Route 126 is a  north–south state highway in Massachusetts. Its southern terminus is a continuation of Rhode Island Route 126 by Woonsocket, Rhode Island and its northern terminus is at Route 2 and Route 2A in Concord. Along the way it intersects several major routes including Interstate 495 (I-495) in Bellingham, Route 9 in Framingham, and U.S. Route 20 (US 20) in Wayland.

Route description
Route 126 begins at the Rhode Island state line, continuing into Woonsocket as Rhode Island Route 126.  After a short stretch in the town of Blackstone and Worcester County, Route 126 enters the town of Bellingham and Norfolk County, heading north.  In Bellingham, Route 126 has a short concurrency with Route 140 at the center of town.  In the north of the town, the route turns east on Hartford Avenue, crossing I-495 at Exit 18.  Shortly after entering the town of Medway, the route turns north again, crossing Route 109 shortly after that.  Route 126 then enters Holliston, in Middlesex County.

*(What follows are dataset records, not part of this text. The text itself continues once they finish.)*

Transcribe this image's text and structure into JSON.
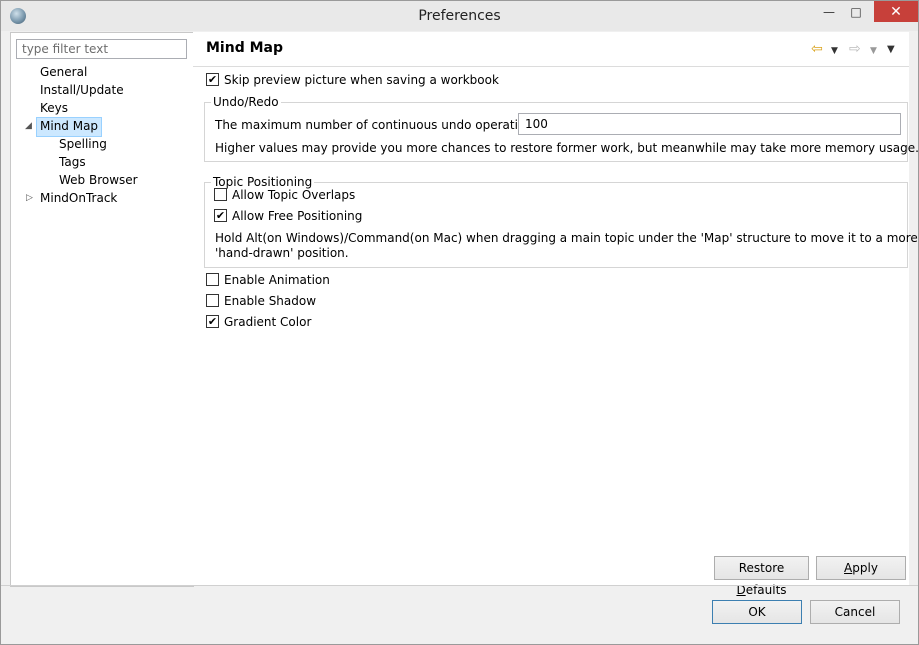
{
  "window": {
    "title": "Preferences",
    "min_glyph": "—",
    "max_glyph": "□",
    "close_glyph": "✕"
  },
  "left": {
    "filter_placeholder": "type filter text",
    "tree": [
      {
        "label": "General"
      },
      {
        "label": "Install/Update"
      },
      {
        "label": "Keys"
      },
      {
        "label": "Mind Map",
        "expanded": true,
        "selected": true
      },
      {
        "label": "Spelling"
      },
      {
        "label": "Tags"
      },
      {
        "label": "Web Browser"
      },
      {
        "label": "MindOnTrack",
        "expanded": false
      }
    ],
    "expanded_glyph": "◢",
    "collapsed_glyph": "▷"
  },
  "page": {
    "title": "Mind Map",
    "back_glyph": "⇦",
    "forward_glyph": "⇨",
    "dropdown_glyph": "▼",
    "skip_preview": {
      "label": "Skip preview picture when saving a workbook",
      "checked": true
    },
    "undo_group": {
      "title": "Undo/Redo",
      "max_label": "The maximum number of continuous undo operations:",
      "max_value": "100",
      "hint": "Higher values may provide you more chances to restore former work, but meanwhile may take more memory usage."
    },
    "topic_group": {
      "title": "Topic Positioning",
      "allow_overlaps": {
        "label": "Allow Topic Overlaps",
        "checked": false
      },
      "allow_free": {
        "label": "Allow Free Positioning",
        "checked": true
      },
      "hint_line1": "Hold Alt(on Windows)/Command(on Mac) when dragging a main topic under the 'Map' structure to move it to a more",
      "hint_line2": "'hand-drawn' position."
    },
    "enable_animation": {
      "label": "Enable Animation",
      "checked": false
    },
    "enable_shadow": {
      "label": "Enable Shadow",
      "checked": false
    },
    "gradient_color": {
      "label": "Gradient Color",
      "checked": true
    },
    "restore_defaults_pre": "Restore ",
    "restore_defaults_u": "D",
    "restore_defaults_post": "efaults",
    "apply_u": "A",
    "apply_post": "pply"
  },
  "footer": {
    "ok_label": "OK",
    "cancel_label": "Cancel"
  },
  "check_glyph": "✔"
}
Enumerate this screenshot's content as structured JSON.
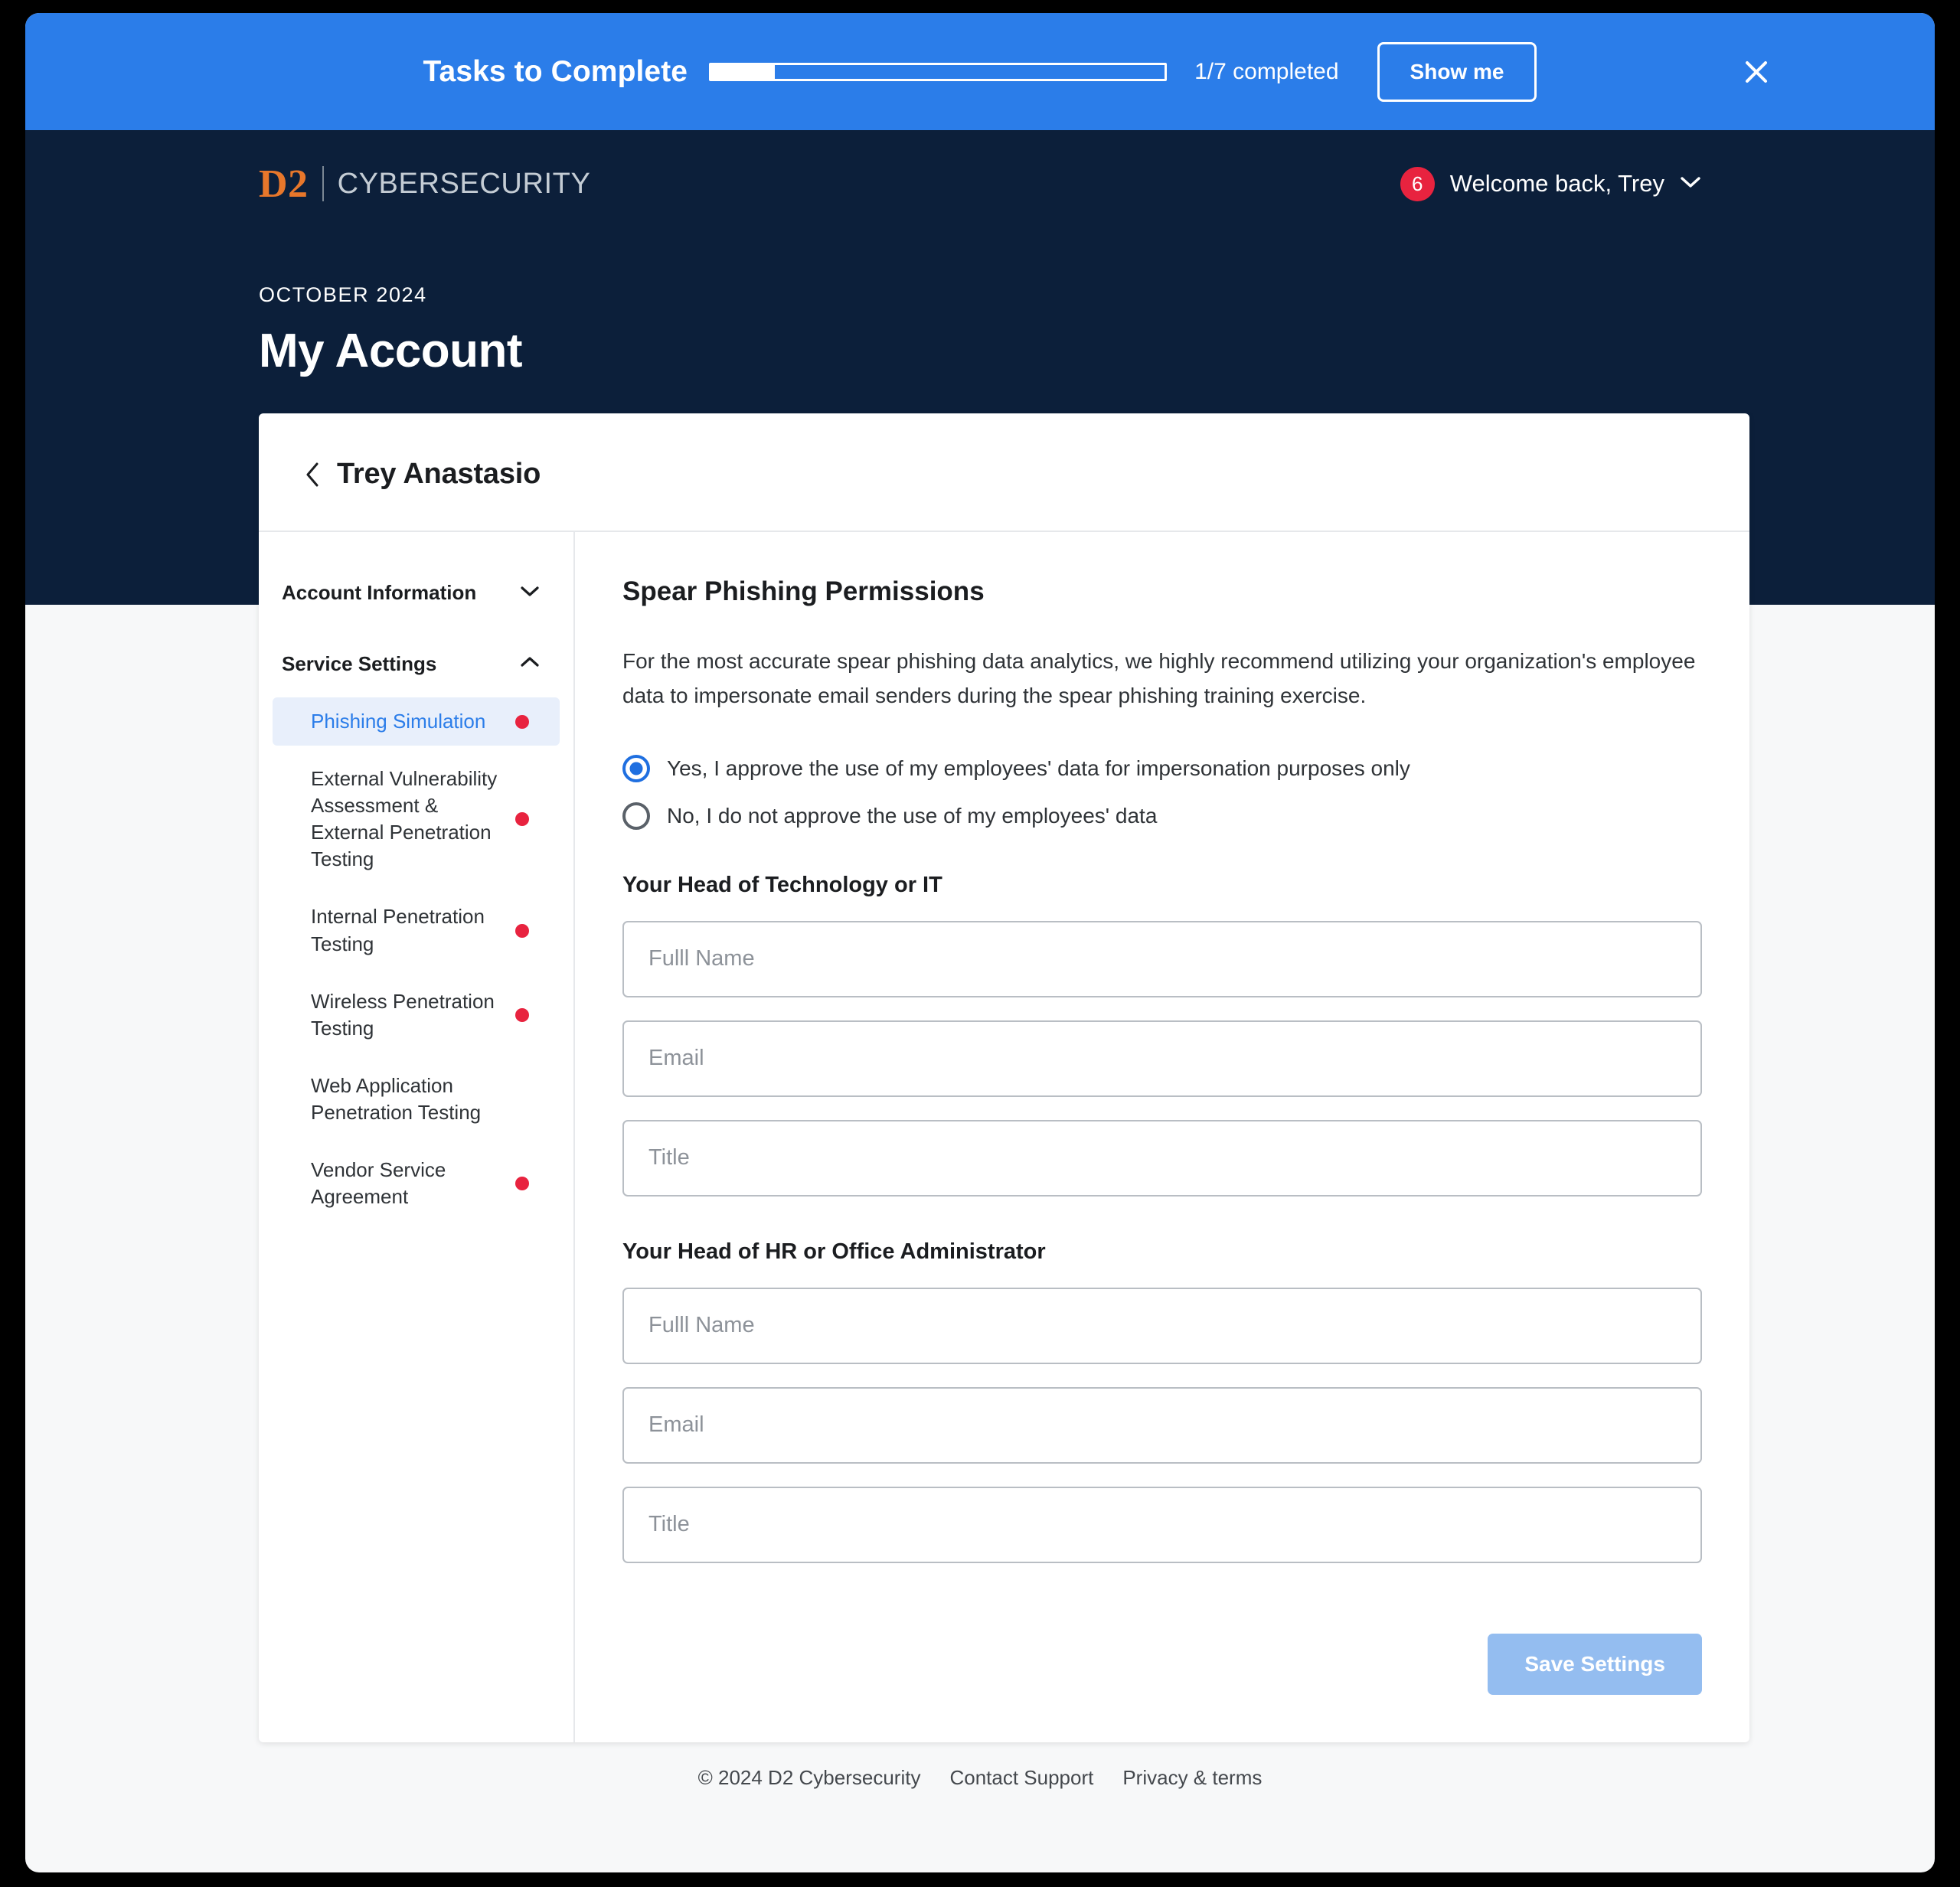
{
  "banner": {
    "title": "Tasks to Complete",
    "progress_label": "1/7 completed",
    "progress_percent": 14,
    "show_me_label": "Show me",
    "close_icon": "close-icon"
  },
  "header": {
    "brand_mark": "D2",
    "brand_name": "CYBERSECURITY",
    "notification_count": "6",
    "welcome_text": "Welcome back, Trey",
    "chevron_icon": "chevron-down-icon"
  },
  "hero": {
    "eyebrow": "OCTOBER 2024",
    "title": "My Account"
  },
  "card": {
    "back_icon": "chevron-left-icon",
    "title": "Trey Anastasio"
  },
  "sidebar": {
    "groups": [
      {
        "label": "Account Information",
        "icon": "chevron-down-icon",
        "expanded": false
      },
      {
        "label": "Service Settings",
        "icon": "chevron-up-icon",
        "expanded": true
      }
    ],
    "items": [
      {
        "label": "Phishing Simulation",
        "active": true,
        "dot": true
      },
      {
        "label": "External Vulnerability Assessment & External Penetration Testing",
        "active": false,
        "dot": true
      },
      {
        "label": "Internal Penetration Testing",
        "active": false,
        "dot": true
      },
      {
        "label": "Wireless Penetration Testing",
        "active": false,
        "dot": true
      },
      {
        "label": "Web Application Penetration Testing",
        "active": false,
        "dot": false
      },
      {
        "label": "Vendor Service Agreement",
        "active": false,
        "dot": true
      }
    ]
  },
  "panel": {
    "title": "Spear Phishing Permissions",
    "description": "For the most accurate spear phishing data analytics, we highly recommend utilizing your organization's employee data to impersonate email senders during the spear phishing training exercise.",
    "radios": [
      {
        "label": "Yes, I approve the use of my employees' data for impersonation purposes only",
        "selected": true
      },
      {
        "label": "No, I do not approve the use of my employees' data",
        "selected": false
      }
    ],
    "sections": [
      {
        "title": "Your Head of Technology or IT",
        "fields": [
          {
            "placeholder": "Fulll Name",
            "value": ""
          },
          {
            "placeholder": "Email",
            "value": ""
          },
          {
            "placeholder": "Title",
            "value": ""
          }
        ]
      },
      {
        "title": "Your Head of HR or Office Administrator",
        "fields": [
          {
            "placeholder": "Fulll Name",
            "value": ""
          },
          {
            "placeholder": "Email",
            "value": ""
          },
          {
            "placeholder": "Title",
            "value": ""
          }
        ]
      }
    ],
    "save_label": "Save Settings"
  },
  "footer": {
    "copyright": "© 2024 D2 Cybersecurity",
    "links": [
      "Contact Support",
      "Privacy & terms"
    ]
  },
  "colors": {
    "banner_blue": "#2b7de9",
    "hero_navy": "#0c1f3a",
    "brand_orange": "#e8772b",
    "accent_blue": "#2b7de9",
    "alert_red": "#e8233f",
    "save_button": "#94bdf0",
    "page_bg": "#f7f8f9"
  }
}
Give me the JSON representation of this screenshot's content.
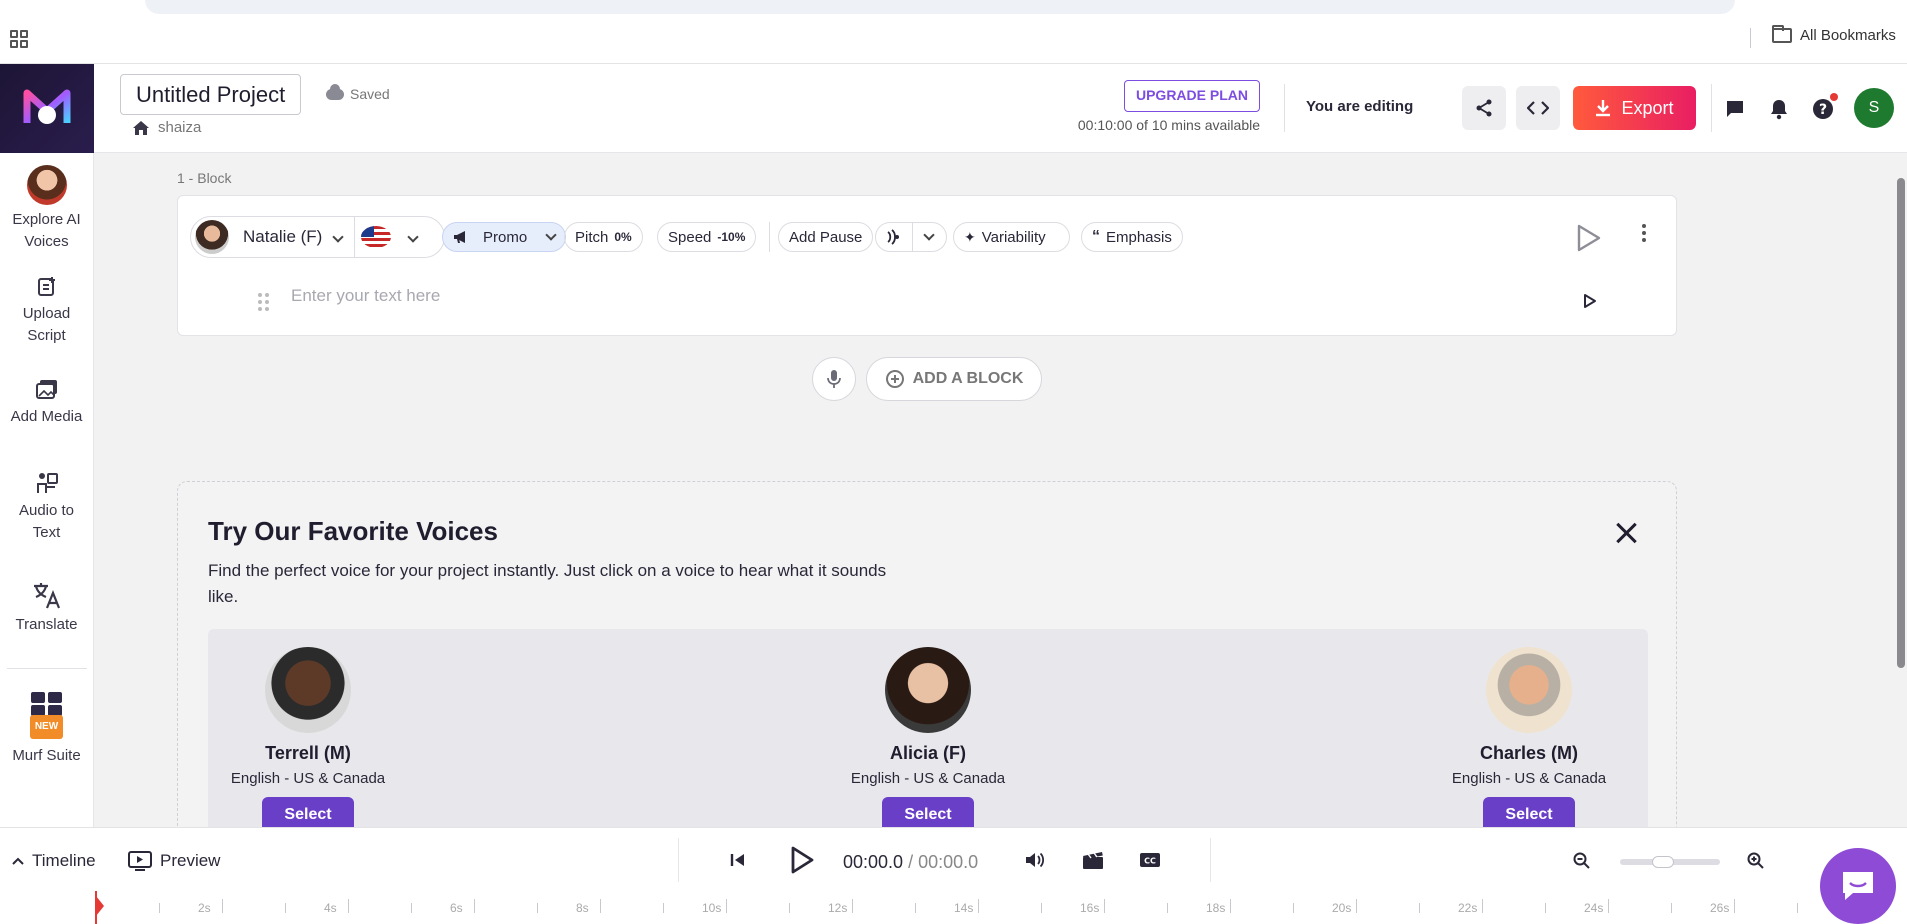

In Holliston, Route 126 shares a  long concurrency with Route 16 through the center of town. After splitting from Route 16, Route 126 heads north into Ashland, passing through the eastern side of town before entering Framingham.  The route passes Waushakam Pond before crossing Route 135 near the center of town, next to the Framingham MBTA station.  The road bears to the right, passing Gleason Pond before crossing over Route 9 with exit ramps between the two.  At this point, Route 30 eastbound joins Route 126 for a short stretch before meeting Route 30 westbound.  Route 126 continues northward, crossing the Massachusetts Turnpike (I-90) without junction.  (The nearest exit along the Pike is on Route 30 to the east.)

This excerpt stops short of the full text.